The One Big Beautiful Bill Act passed in July of 2025, eliminating the Grad PLUS program, a loan program for graduate and professional students. It additionally capped loans for non-professional degrees, and in November, the Department of Education established guidelines for what a professional degree looked like.
After July of 2026, these graduate programs will be the only ones recognized as professional: pharmacy, dentistry, veterinary medicine, chiropractic, law, medicine, optometry, osteopathic medicine, podiatry and theology. In the past, other programs also fell under the title of a professional degree.
Programs including nursing, physician assistant studies, physical therapy, audiology, education and social work will now have lower student loan caps due to no longer being classified as professional degrees.
Students in programs that retain professional status are permitted to borrow up to $50,000 per year, whereas students in programs that are not under professional status are only permitted to borrow up to $20,500 per year.
These limits are applied annually, and are separate to the new lifetime limit of $257,500, which applies to both undergraduate and graduate loans.
Osha Kendrix, a first-year nursing student, said the changes to federal loan allocation have caused her to reconsider her long-term plans to pursue a graduate degree as a pediatric nurse practitioner.
“I really don’t know if I’m going to get any scholarships to be in grad school,” Kendrix said. “Those loans would have helped a lot, so that is kind of making me question my decision on going through with the grad program.”
Kendrix is one of many in nursing who will be affected by this reclassification. Allyson Neal, assistant dean of graduate programs, addressed how the policy could affect students across the college.

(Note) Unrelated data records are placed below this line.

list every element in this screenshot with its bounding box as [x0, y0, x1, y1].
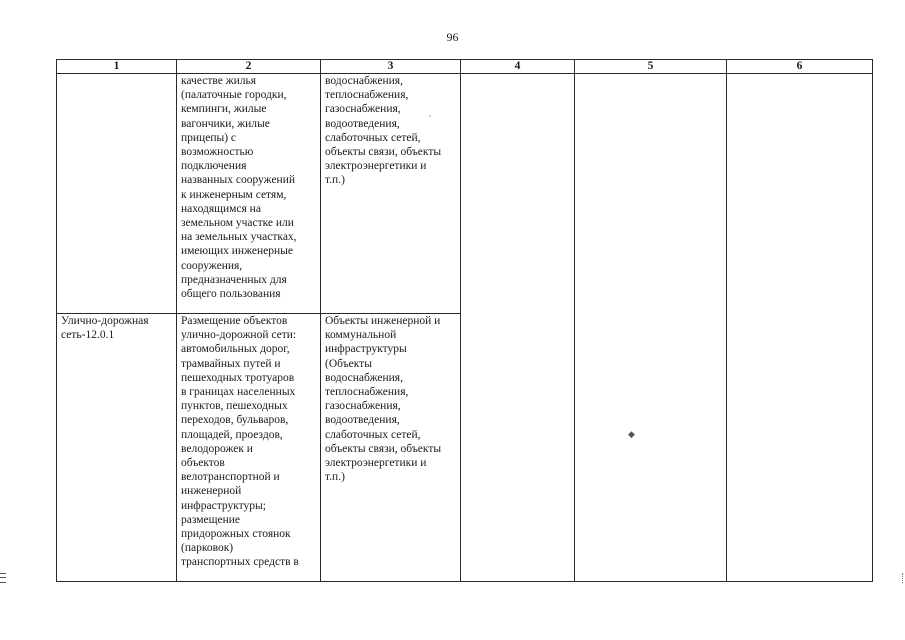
- cell-auxiliary-objects: [321, 314, 461, 582]
- cell-auxiliary-objects: [321, 74, 461, 314]
- cell-text: Объекты инженерной и коммунальной инфраструктуры (Объекты водоснабжения, теплоснабжения, газоснабжения, водоотведения, слаботочных сетей, объекты связи, объекты электроэнергетики и т.п.): [325, 315, 442, 484]
- scan-edge-mark: [0, 573, 6, 583]
- cell-col-4: [461, 74, 575, 582]
- column-header-3: 3: [321, 60, 461, 74]
- cell-text: качестве жилья (палаточные городки, кемпинги, жилые вагончики, жилые прицепы) с возможностью подключения названных сооружений к инженерным сетям, находящимся на земельном участке или на земельных участках, имеющих инженерные сооружения, предназначенных для общего пользования: [181, 75, 297, 301]
- page-number: 96: [446, 30, 459, 44]
- scan-speck: •: [429, 115, 431, 120]
- column-header-6: 6: [727, 60, 873, 74]
- column-header-5: 5: [575, 60, 727, 74]
- cell-land-use-name: [57, 74, 177, 314]
- table-header-row: [57, 60, 873, 74]
- cell-text: Размещение объектов улично-дорожной сети: автомобильных дорог, трамвайных путей и пешеходных тротуаров в границах населенных пунктов, пешеходных переходов, бульваров, площадей, проездов, велодорожек и объектов велотранспортной и инженерной инфраструктуры; размещение придорожных стоянок (парковок) транспортных средств в: [181, 315, 299, 569]
- column-header-4: 4: [461, 60, 575, 74]
- column-header-1: 1: [57, 60, 177, 74]
- cell-text: Улично-дорожная сеть-12.0.1: [61, 315, 149, 342]
- cell-use-description: [177, 314, 321, 582]
- scan-speck: ◆: [628, 429, 635, 439]
- cell-col-6: [727, 74, 873, 582]
- column-header-2: 2: [177, 60, 321, 74]
- cell-land-use-name: [57, 314, 177, 582]
- table-row: [57, 74, 873, 314]
- cell-text: водоснабжения, теплоснабжения, газоснабжения, водоотведения, слаботочных сетей, объекты связи, объекты электроэнергетики и т.п.): [325, 75, 442, 187]
- land-use-table: [56, 59, 873, 582]
- cell-use-description: [177, 74, 321, 314]
- cell-col-5: [575, 74, 727, 582]
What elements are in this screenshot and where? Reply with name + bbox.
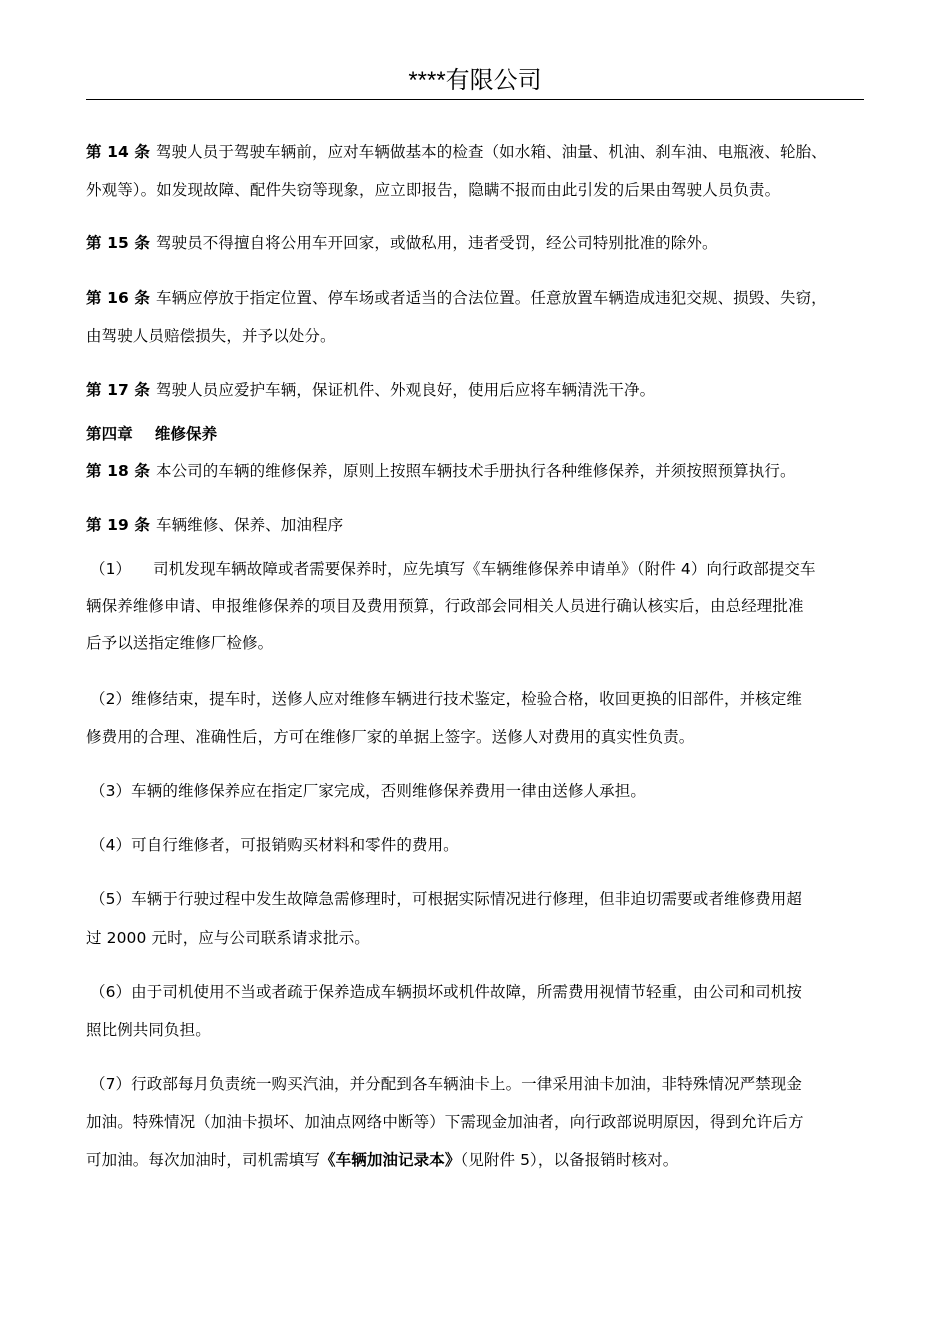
chapter-4-heading [86, 423, 217, 445]
item-5-line-1: （5）车辆于行驶过程中发生故障急需修理时，可根据实际情况进行修理，但非迫切需要或者维修费用超 [90, 890, 802, 908]
item-2-line-1: （2）维修结束，提车时，送修人应对维修车辆进行技术鉴定，检验合格，收回更换的旧部件，并核定维 [90, 690, 802, 708]
item-2-line-2: 修费用的合理、准确性后，方可在维修厂家的单据上签字。送修人对费用的真实性负责。 [86, 728, 695, 746]
article-16-line-1 [86, 287, 827, 309]
fuel-log-form-name: 《车辆加油记录本》 [320, 1151, 461, 1169]
item-4-line-1: （4）可自行维修者，可报销购买材料和零件的费用。 [90, 836, 459, 854]
article-17-line-1 [86, 379, 655, 401]
item-7-line-3 [86, 1149, 678, 1171]
chapter-4-number: 第四章 [86, 425, 133, 443]
article-17-label: 第 17 条 [86, 381, 150, 399]
item-7-line-1: （7）行政部每月负责统一购买汽油，并分配到各车辆油卡上。一律采用油卡加油，非特殊情况严禁现金 [90, 1075, 802, 1093]
item-3-line-1: （3）车辆的维修保养应在指定厂家完成，否则维修保养费用一律由送修人承担。 [90, 782, 646, 800]
item-6-line-1: （6）由于司机使用不当或者疏于保养造成车辆损坏或机件故障，所需费用视情节轻重，由公司和司机按 [90, 983, 802, 1001]
article-16-line-2: 由驾驶人员赔偿损失，并予以处分。 [86, 327, 336, 345]
item-7-line-2: 加油。特殊情况（加油卡损坏、加油点网络中断等）下需现金加油者，向行政部说明原因，得到允许后方 [86, 1113, 804, 1131]
article-17-text-1: 驾驶人员应爱护车辆，保证机件、外观良好，使用后应将车辆清洗干净。 [155, 381, 656, 399]
item-7-text-3-post: （见附件 5），以备报销时核对。 [460, 1151, 679, 1169]
article-18-line-1 [86, 460, 796, 482]
article-16-label: 第 16 条 [86, 289, 150, 307]
item-7-text-3-pre: 可加油。每次加油时，司机需填写 [86, 1151, 321, 1169]
item-1-line-1 [90, 558, 816, 580]
item-1-line-3: 后予以送指定维修厂检修。 [86, 634, 274, 652]
article-14-line-2: 外观等）。如发现故障、配件失窃等现象，应立即报告，隐瞒不报而由此引发的后果由驾驶人员负责。 [86, 181, 781, 199]
chapter-4-title: 维修保养 [154, 425, 218, 443]
company-header-title: ****有限公司 [408, 67, 542, 94]
header-divider [86, 99, 864, 100]
article-15-text-1: 驾驶员不得擅自将公用车开回家，或做私用，违者受罚，经公司特别批准的除外。 [155, 234, 718, 252]
article-18-label: 第 18 条 [86, 462, 150, 480]
item-1-line-2: 辆保养维修申请、申报维修保养的项目及费用预算，行政部会同相关人员进行确认核实后，由总经理批准 [86, 597, 804, 615]
item-1-text-1: 司机发现车辆故障或者需要保养时，应先填写《车辆维修保养申请单》（附件 4）向行政部提交车 [153, 560, 816, 578]
article-19-text-1: 车辆维修、保养、加油程序 [155, 516, 344, 534]
article-16-text-1: 车辆应停放于指定位置、停车场或者适当的合法位置。任意放置车辆造成违犯交规、损毁、失窃， [155, 289, 827, 307]
item-6-line-2: 照比例共同负担。 [86, 1021, 211, 1039]
article-15-line-1 [86, 232, 718, 254]
article-19-label: 第 19 条 [86, 516, 150, 534]
article-14-line-1 [86, 141, 827, 163]
item-5-line-2: 过 2000 元时，应与公司联系请求批示。 [86, 929, 370, 947]
item-1-number: （1） [90, 560, 132, 578]
article-19-line-1 [86, 514, 343, 536]
article-18-text-1: 本公司的车辆的维修保养，原则上按照车辆技术手册执行各种维修保养，并须按照预算执行。 [155, 462, 796, 480]
article-14-text-1: 驾驶人员于驾驶车辆前，应对车辆做基本的检查（如水箱、油量、机油、刹车油、电瓶液、轮胎、 [155, 143, 827, 161]
article-15-label: 第 15 条 [86, 234, 150, 252]
article-14-label: 第 14 条 [86, 143, 150, 161]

“Graduate nursing education is a significant investment, and federal loan limits do not always align with the full cost of completing a terminal nursing degree when tuition, fees and living expenses are considered,” Neal said.
For UT’s graduate nursing programs, tuition per year can exceed the loan limit of $20,500, potentially even higher in certain academic years or certain tracks, and for out-of-state students.

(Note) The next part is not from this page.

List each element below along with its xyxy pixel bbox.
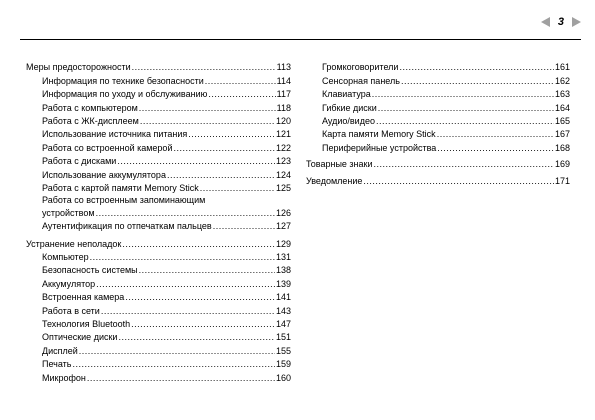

“While it may still be possible for some students to complete programs without private loans, doing so often requires increased employment during school, which can negatively impact academic performance and clinical success,” Neal said. “Because all our graduate programs are terminal degrees, these changes have the potential to affect students across the college.”

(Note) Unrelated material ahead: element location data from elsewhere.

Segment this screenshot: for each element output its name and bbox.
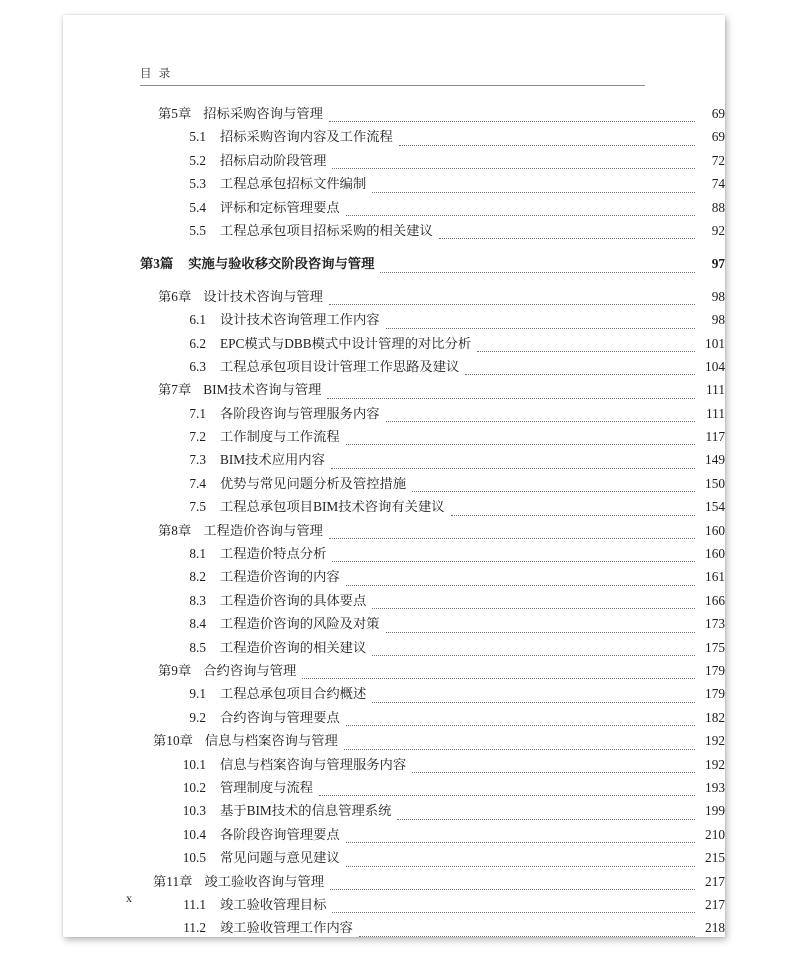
toc-entry-page-number: 161 <box>705 569 725 585</box>
toc-entry-title: 优势与常见问题分析及管控措施 <box>220 475 407 491</box>
toc-entry-label: 10.1 <box>182 756 206 772</box>
toc-entry-page-number: 72 <box>711 152 725 168</box>
toc-entry-title: 设计技术咨询与管理 <box>203 288 323 304</box>
toc-entry-label: 6.2 <box>189 335 206 351</box>
toc-entry-label: 第5章 <box>158 106 192 121</box>
toc-entry-label: 11.2 <box>183 920 206 936</box>
toc-entry-page-number: 88 <box>711 199 725 215</box>
toc-entry-page-number: 154 <box>705 499 725 515</box>
toc-leader-dots <box>327 398 695 399</box>
toc-leader-dots <box>332 168 695 169</box>
toc-entry-title: 工程造价咨询与管理 <box>203 522 323 538</box>
toc-entry-section[interactable] <box>63 637 725 660</box>
toc-leader-dots <box>330 889 695 890</box>
toc-entry-title: 工程总承包项目合约概述 <box>220 686 367 702</box>
toc-leader-dots <box>329 121 695 122</box>
toc-entry-section[interactable] <box>63 847 725 870</box>
toc-entry-title: 工程总承包招标文件编制 <box>220 176 367 192</box>
toc-entry-label: 第11章 <box>153 873 193 889</box>
toc-entry-page-number: 199 <box>705 803 725 819</box>
toc-entry-section[interactable] <box>63 356 725 379</box>
toc-entry-label: 10.2 <box>182 779 206 795</box>
toc-entry-page-number: 97 <box>711 256 725 272</box>
toc-entry-label: 8.4 <box>189 616 206 632</box>
toc-entry-section[interactable] <box>63 126 725 149</box>
toc-entry-page-number: 166 <box>705 592 725 608</box>
toc-leader-dots <box>386 328 695 329</box>
page-card <box>63 15 725 937</box>
toc-leader-dots <box>359 936 695 937</box>
toc-entry-page-number: 104 <box>705 358 725 374</box>
running-head <box>140 68 645 86</box>
toc-entry-section[interactable] <box>63 894 725 917</box>
toc-entry-page-number: 218 <box>705 920 725 936</box>
toc-entry-title: 合约咨询与管理要点 <box>220 709 340 725</box>
table-of-contents <box>63 103 725 941</box>
toc-leader-dots <box>344 749 695 750</box>
toc-entry-page-number: 173 <box>705 616 725 632</box>
toc-entry-page-number: 215 <box>705 850 725 866</box>
toc-leader-dots <box>386 632 695 633</box>
toc-leader-dots <box>331 468 695 469</box>
toc-entry-title: 工程造价咨询的内容 <box>220 569 340 585</box>
toc-entry-label: 5.5 <box>189 222 206 238</box>
toc-entry-title: 招标采购咨询与管理 <box>203 106 323 121</box>
toc-entry-chapter[interactable] <box>63 103 725 126</box>
toc-entry-label: 7.1 <box>189 405 206 421</box>
toc-leader-dots <box>346 444 695 445</box>
toc-entry-page-number: 74 <box>711 176 725 192</box>
toc-leader-dots <box>465 374 695 375</box>
toc-leader-dots <box>439 238 695 239</box>
toc-entry-label: 第9章 <box>158 662 192 678</box>
toc-entry-title: BIM技术应用内容 <box>220 452 325 468</box>
toc-entry-page-number: 210 <box>705 826 725 842</box>
toc-entry-chapter[interactable] <box>63 520 725 543</box>
toc-leader-dots <box>319 795 695 796</box>
toc-entry-section[interactable] <box>63 800 725 823</box>
toc-entry-section[interactable] <box>63 403 725 426</box>
toc-entry-section[interactable] <box>63 220 725 243</box>
toc-entry-label: 8.1 <box>189 546 206 562</box>
toc-entry-section[interactable] <box>63 197 725 220</box>
toc-entry-page-number: 111 <box>706 382 725 398</box>
toc-entry-page-number: 193 <box>705 779 725 795</box>
toc-entry-title: 设计技术咨询管理工作内容 <box>220 312 380 328</box>
toc-leader-dots <box>302 678 695 679</box>
toc-entry-title: 竣工验收管理目标 <box>220 896 327 912</box>
toc-entry-page-number: 192 <box>705 756 725 772</box>
toc-entry-page-number: 217 <box>705 873 725 889</box>
toc-entry-title: 合约咨询与管理 <box>203 662 297 678</box>
toc-leader-dots <box>329 304 695 305</box>
toc-entry-title: 竣工验收管理工作内容 <box>220 920 353 936</box>
toc-leader-dots <box>477 351 695 352</box>
toc-entry-page-number: 98 <box>711 312 725 328</box>
toc-leader-dots <box>380 272 695 273</box>
toc-entry-title: 各阶段咨询管理要点 <box>220 826 340 842</box>
toc-entry-title: 招标采购咨询内容及工作流程 <box>220 129 393 145</box>
toc-entry-page-number: 111 <box>706 405 725 421</box>
toc-entry-title: 竣工验收咨询与管理 <box>204 873 325 889</box>
toc-leader-dots <box>412 491 695 492</box>
toc-entry-section[interactable] <box>63 824 725 847</box>
toc-entry-label: 第7章 <box>158 382 192 398</box>
toc-leader-dots <box>346 725 695 726</box>
toc-entry-label: 8.5 <box>189 639 206 655</box>
toc-entry-title: 工程总承包项目设计管理工作思路及建议 <box>220 358 460 374</box>
toc-entry-page-number: 150 <box>705 475 725 491</box>
toc-entry-chapter[interactable] <box>63 286 725 309</box>
toc-entry-label: 第6章 <box>158 288 192 304</box>
toc-entry-page-number: 117 <box>705 429 725 445</box>
toc-entry-title: 工程总承包项目BIM技术咨询有关建议 <box>220 499 445 515</box>
toc-entry-page-number: 192 <box>705 733 725 749</box>
toc-entry-section[interactable] <box>63 777 725 800</box>
toc-entry-section[interactable] <box>63 754 725 777</box>
toc-entry-page-number: 217 <box>705 896 725 912</box>
toc-entry-section[interactable] <box>63 309 725 332</box>
toc-entry-label: 第8章 <box>158 522 192 538</box>
toc-entry-label: 8.3 <box>189 592 206 608</box>
toc-entry-section[interactable] <box>63 566 725 589</box>
toc-entry-label: 10.4 <box>182 826 206 842</box>
toc-entry-title: 工程造价咨询的相关建议 <box>220 639 367 655</box>
toc-entry-page-number: 98 <box>711 288 725 304</box>
toc-entry-label: 10.3 <box>182 803 206 819</box>
toc-leader-dots <box>372 192 695 193</box>
toc-leader-dots <box>332 912 695 913</box>
toc-entry-label: 7.3 <box>189 452 206 468</box>
toc-entry-title: 工程造价特点分析 <box>220 546 327 562</box>
toc-entry-title: 招标启动阶段管理 <box>220 152 327 168</box>
toc-entry-section[interactable] <box>63 150 725 173</box>
toc-entry-label: 6.3 <box>189 358 206 374</box>
toc-entry-page-number: 179 <box>705 686 725 702</box>
toc-entry-label: 11.1 <box>183 896 206 912</box>
running-head-label: 目 录 <box>140 68 171 80</box>
toc-leader-dots <box>372 608 695 609</box>
toc-entry-title: 常见问题与意见建议 <box>220 850 340 866</box>
toc-entry-title: 工程造价咨询的具体要点 <box>220 592 367 608</box>
toc-entry-title: EPC模式与DBB模式中设计管理的对比分析 <box>220 335 472 351</box>
toc-entry-label: 9.1 <box>189 686 206 702</box>
toc-entry-section[interactable] <box>63 473 725 496</box>
toc-entry-title: 评标和定标管理要点 <box>220 199 340 215</box>
toc-entry-label: 7.4 <box>189 475 206 491</box>
page-folio: x <box>126 891 132 905</box>
toc-entry-page-number: 92 <box>711 222 725 238</box>
toc-entry-section[interactable] <box>63 613 725 636</box>
toc-leader-dots <box>346 215 695 216</box>
toc-entry-title: 工程造价咨询的风险及对策 <box>220 616 380 632</box>
toc-leader-dots <box>372 702 695 703</box>
toc-entry-section[interactable] <box>63 173 725 196</box>
toc-entry-title: 各阶段咨询与管理服务内容 <box>220 405 380 421</box>
toc-entry-page-number: 179 <box>705 662 725 678</box>
toc-entry-title: 工程总承包项目招标采购的相关建议 <box>220 222 433 238</box>
toc-entry-page-number: 149 <box>705 452 725 468</box>
toc-entry-part[interactable] <box>63 253 725 276</box>
toc-entry-label: 7.2 <box>189 429 206 445</box>
toc-entry-page-number: 69 <box>711 106 725 121</box>
toc-entry-label: 第3篇 <box>140 256 174 272</box>
toc-entry-section[interactable] <box>63 707 725 730</box>
toc-entry-page-number: 160 <box>705 546 725 562</box>
toc-entry-label: 5.3 <box>189 176 206 192</box>
toc-leader-dots <box>332 561 695 562</box>
toc-entry-page-number: 101 <box>705 335 725 351</box>
toc-leader-dots <box>346 842 695 843</box>
toc-leader-dots <box>397 819 695 820</box>
toc-leader-dots <box>329 538 695 539</box>
toc-entry-chapter[interactable] <box>63 871 725 894</box>
toc-leader-dots <box>399 145 695 146</box>
toc-entry-section[interactable] <box>63 543 725 566</box>
toc-entry-label: 6.1 <box>189 312 206 328</box>
toc-entry-title: 工作制度与工作流程 <box>220 429 340 445</box>
toc-entry-title: BIM技术咨询与管理 <box>203 382 322 398</box>
toc-entry-label: 8.2 <box>189 569 206 585</box>
toc-entry-page-number: 175 <box>705 639 725 655</box>
toc-entry-chapter[interactable] <box>63 379 725 402</box>
toc-entry-section[interactable] <box>63 590 725 613</box>
toc-entry-label: 10.5 <box>182 850 206 866</box>
toc-entry-title: 信息与档案咨询与管理 <box>204 733 338 749</box>
toc-entry-label: 9.2 <box>189 709 206 725</box>
toc-entry-label: 5.4 <box>189 199 206 215</box>
toc-entry-title: 实施与验收移交阶段咨询与管理 <box>188 256 375 272</box>
toc-entry-section[interactable] <box>63 917 725 940</box>
toc-entry-section[interactable] <box>63 449 725 472</box>
toc-entry-label: 5.2 <box>189 152 206 168</box>
toc-entry-label: 第10章 <box>153 733 193 749</box>
toc-entry-section[interactable] <box>63 496 725 519</box>
toc-entry-title: 基于BIM技术的信息管理系统 <box>220 803 392 819</box>
toc-leader-dots <box>346 866 695 867</box>
toc-entry-title: 管理制度与流程 <box>220 779 314 795</box>
toc-entry-section[interactable] <box>63 683 725 706</box>
running-head-rule <box>140 85 645 86</box>
toc-entry-label: 7.5 <box>189 499 206 515</box>
toc-entry-page-number: 182 <box>705 709 725 725</box>
toc-leader-dots <box>451 515 695 516</box>
toc-entry-section[interactable] <box>63 426 725 449</box>
toc-entry-title: 信息与档案咨询与管理服务内容 <box>220 756 407 772</box>
toc-entry-page-number: 69 <box>711 129 725 145</box>
toc-entry-section[interactable] <box>63 333 725 356</box>
toc-entry-label: 5.1 <box>189 129 206 145</box>
toc-entry-chapter[interactable] <box>63 660 725 683</box>
toc-leader-dots <box>386 421 695 422</box>
toc-leader-dots <box>412 772 695 773</box>
toc-leader-dots <box>346 585 695 586</box>
toc-entry-page-number: 160 <box>705 522 725 538</box>
toc-entry-chapter[interactable] <box>63 730 725 753</box>
toc-leader-dots <box>372 655 695 656</box>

The U.S. Department of Education refutes the claim that many nursing students will be affected by the reclassification, claiming in a Q&A that the loan caps would actually encourage programs to reduce their costs.
For the College of Nursing, that answer could be easier said than done.
“Our curriculum is already highly streamlined, and maintaining required faculty-to-student ratios is essential to ensuring educational quality. These structural requirements limit flexibility around tuition adjustments. As a result, expanding scholarships and targeted financial support remains the most effective way to help students persist and succeed,” Neal said.
The combination of high tuition costs and reduced borrowing capacity may still significantly alter students’ plans for advanced nursing careers, despite the college’s efforts to provide support.
“If I’m being honest,” Kendrix said, “it’s kind of discouraging.”